Collecting Digital Art in 2026: What's Actually Worth Your Attention
What is Digital Art?
Digital Art refers to any creative practice that uses digital technology as an essential aspect of its making and/or presentation. Since our founding, Saatchi Art has committed itself to displaying digital artists’ works alongside those by traditional artists. You can now safely expect digital art to be a primary focus for collectors of emerging art worldwide.
Many collectors need help knowing where to begin when considering digital art. Where can I buy it? What am I buying? Who are the artists worth collecting? And why is it worth buying?
The NFT boom made collecting digital art feel like a sprint. The correction made it feel like a crash. Neither framing was accurate, and both obscured what was actually happening underneath: a medium was finding its footing.
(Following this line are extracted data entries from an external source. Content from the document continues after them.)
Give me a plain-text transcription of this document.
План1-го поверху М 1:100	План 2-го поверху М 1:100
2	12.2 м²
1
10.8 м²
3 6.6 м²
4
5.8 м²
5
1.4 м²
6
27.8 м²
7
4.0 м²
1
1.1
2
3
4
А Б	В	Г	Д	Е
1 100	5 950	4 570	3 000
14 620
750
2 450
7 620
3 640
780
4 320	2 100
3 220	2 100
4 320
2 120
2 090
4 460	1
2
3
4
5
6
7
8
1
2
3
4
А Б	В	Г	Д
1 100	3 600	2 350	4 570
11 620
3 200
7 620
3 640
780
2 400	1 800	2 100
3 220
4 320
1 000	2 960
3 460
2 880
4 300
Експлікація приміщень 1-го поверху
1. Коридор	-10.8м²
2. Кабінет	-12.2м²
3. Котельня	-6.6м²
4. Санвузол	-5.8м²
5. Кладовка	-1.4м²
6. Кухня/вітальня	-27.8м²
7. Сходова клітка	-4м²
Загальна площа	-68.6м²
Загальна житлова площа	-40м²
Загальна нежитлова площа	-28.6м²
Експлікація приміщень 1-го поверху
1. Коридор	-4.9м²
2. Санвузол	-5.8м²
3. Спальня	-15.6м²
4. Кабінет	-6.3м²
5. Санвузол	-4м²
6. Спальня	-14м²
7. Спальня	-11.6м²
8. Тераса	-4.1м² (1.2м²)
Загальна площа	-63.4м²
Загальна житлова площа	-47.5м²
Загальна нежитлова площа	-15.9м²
Where we are now is more interesting than either of those moments. The noise has cleared enough that the work itself is visible again. And for collectors who approach digital art the way they approach any other medium = with curiosity, patience, and a genuine interest in artists over assets, this is a genuinely good moment to be paying attention.

1. Buy What You Love
Collect digital art that resonates with you. Remember, art is subjective. Consider how the artwork makes you feel. Does it make you see the world a little differently? If the answer is yes, you may have found the perfect piece
2. Set a Budget
Many first-time collectors assume that valuable, high-quality art is unaffordable and difficult to access. Find emerging artists you love, and that sell work within your budget, to support and collect.
3. Consider Your Lifestyle
There are many ways to enjoy digital art. From physical prints ( yes there are ) to digital displays and beyond. Do you want to be able to display the work physically? If so, do you have a space in mind in which to show it off? Consider your space and how you prefer to enjoy the work once you purchase it to determine where to start your collecting journey.
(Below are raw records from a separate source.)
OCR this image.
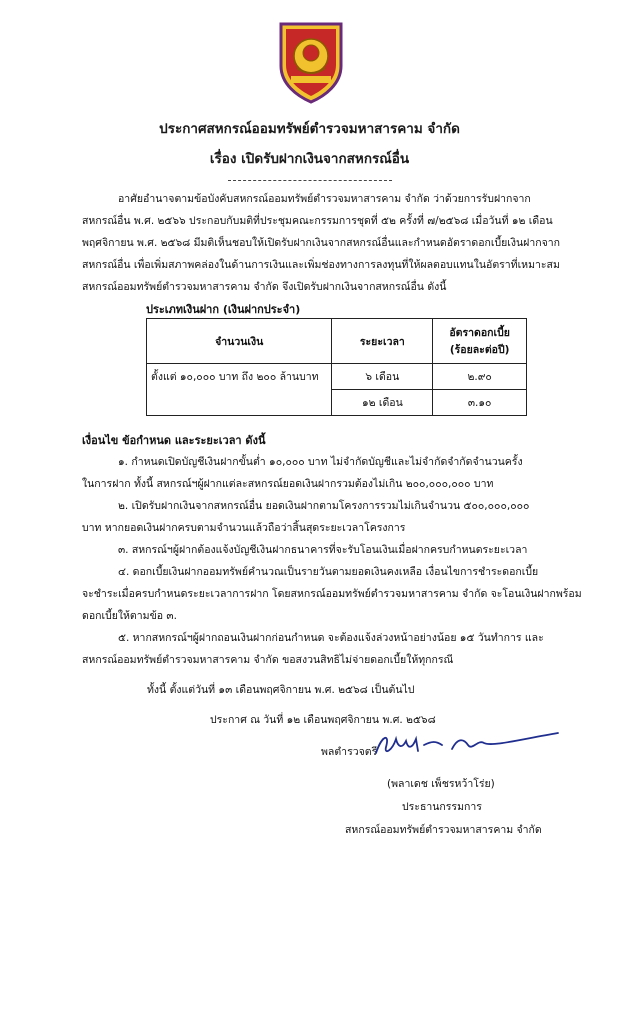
ประกาศสหกรณ์ออมทรัพย์ตำรวจมหาสารคาม จำกัด
เรื่อง เปิดรับฝากเงินจากสหกรณ์อื่น
อาศัยอำนาจตามข้อบังคับสหกรณ์ออมทรัพย์ตำรวจมหาสารคาม จำกัด ว่าด้วยการรับฝากจาก
สหกรณ์อื่น พ.ศ. ๒๕๖๖ ประกอบกับมติที่ประชุมคณะกรรมการชุดที่ ๕๒ ครั้งที่ ๗/๒๕๖๘ เมื่อวันที่ ๑๒ เดือน
พฤศจิกายน พ.ศ. ๒๕๖๘ มีมติเห็นชอบให้เปิดรับฝากเงินจากสหกรณ์อื่นและกำหนดอัตราดอกเบี้ยเงินฝากจาก
สหกรณ์อื่น เพื่อเพิ่มสภาพคล่องในด้านการเงินและเพิ่มช่องทางการลงทุนที่ให้ผลตอบแทนในอัตราที่เหมาะสม
สหกรณ์ออมทรัพย์ตำรวจมหาสารคาม จำกัด จึงเปิดรับฝากเงินจากสหกรณ์อื่น ดังนี้
ประเภทเงินฝาก (เงินฝากประจำ)
จำนวนเงิน	ระยะเวลา	อัตราดอกเบี้ย
(ร้อยละต่อปี)

ตั้งแต่ ๑๐,๐๐๐ บาท ถึง ๒๐๐ ล้านบาท	๖ เดือน	๒.๙๐
	๑๒ เดือน	๓.๑๐
เงื่อนไข ข้อกำหนด และระยะเวลา ดังนี้
๑. กำหนดเปิดบัญชีเงินฝากขั้นต่ำ ๑๐,๐๐๐ บาท ไม่จำกัดบัญชีและไม่จำกัดจำกัดจำนวนครั้ง
ในการฝาก ทั้งนี้ สหกรณ์ฯผู้ฝากแต่ละสหกรณ์ยอดเงินฝากรวมต้องไม่เกิน ๒๐๐,๐๐๐,๐๐๐ บาท
๒. เปิดรับฝากเงินจากสหกรณ์อื่น ยอดเงินฝากตามโครงการรวมไม่เกินจำนวน ๕๐๐,๐๐๐,๐๐๐
บาท หากยอดเงินฝากครบตามจำนวนแล้วถือว่าสิ้นสุดระยะเวลาโครงการ
๓. สหกรณ์ฯผู้ฝากต้องแจ้งบัญชีเงินฝากธนาคารที่จะรับโอนเงินเมื่อฝากครบกำหนดระยะเวลา
๔. ดอกเบี้ยเงินฝากออมทรัพย์คำนวณเป็นรายวันตามยอดเงินคงเหลือ เงื่อนไขการชำระดอกเบี้ย
จะชำระเมื่อครบกำหนดระยะเวลาการฝาก โดยสหกรณ์ออมทรัพย์ตำรวจมหาสารคาม จำกัด จะโอนเงินฝากพร้อม
ดอกเบี้ยให้ตามข้อ ๓.
๕. หากสหกรณ์ฯผู้ฝากถอนเงินฝากก่อนกำหนด จะต้องแจ้งล่วงหน้าอย่างน้อย ๑๕ วันทำการ และ
สหกรณ์ออมทรัพย์ตำรวจมหาสารคาม จำกัด ขอสงวนสิทธิไม่จ่ายดอกเบี้ยให้ทุกกรณี
ทั้งนี้ ตั้งแต่วันที่ ๑๓ เดือนพฤศจิกายน พ.ศ. ๒๕๖๘ เป็นต้นไป
ประกาศ ณ วันที่ ๑๒ เดือนพฤศจิกายน พ.ศ. ๒๕๖๘
พลตำรวจตรี
(พลาเดช เพ็ชรหว้าโร่ย)
ประธานกรรมการ
สหกรณ์ออมทรัพย์ตำรวจมหาสารคาม จำกัด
A few things I think matter right now:
The provenance question is settled enough to collect confidently. Blockchain-based provenance isn't perfect, but it's functional. On-chain records, wallet-to-wallet transfer history, minting documentation — for work that was issued on established platforms, the ownership trail is clearer than it's ever been for digital work. That's meaningful for anyone thinking about long-term collection value.
The artists who stayed through the crash are worth knowing. The speculative money left. The artists who kept making work anyway, they are out there. And you can find them through relationships, through their own platforms and honestly, through me! These artists practices were never about the moment. That's where I'd be looking.
Display is an unsolved and interesting problem. How do you live with a piece that runs on a screen? What does a collection of time-based work look like in a home or office? These are questions collectors are actively working out, and the answers are becoming more sophisticated. High-quality display hardware has gotten better and cheaper. The concept of a dedicated display wall for rotating work is becoming normalized. This is worth thinking through before you acquire, not after. I'd start with asking yourself where. Where do you see a digital screen based work living, in your space?
Edition structures vary and they matter. 1/1 works, open editions, limited editions with different tiers , all of these structures affect both the meaning and the market value of the work. It's worth understanding what you're buying and why the artist structured it that way. It will also ensure you have a more cohesive collecting strategy.
Digital art is not a category that rewards impulsive acquisition. It rewards people who take the time to understand the artists, to follow their practices over time, and to think carefully about how the work will exist in their lives. If you approach it that way, the current moment has a lot to offer.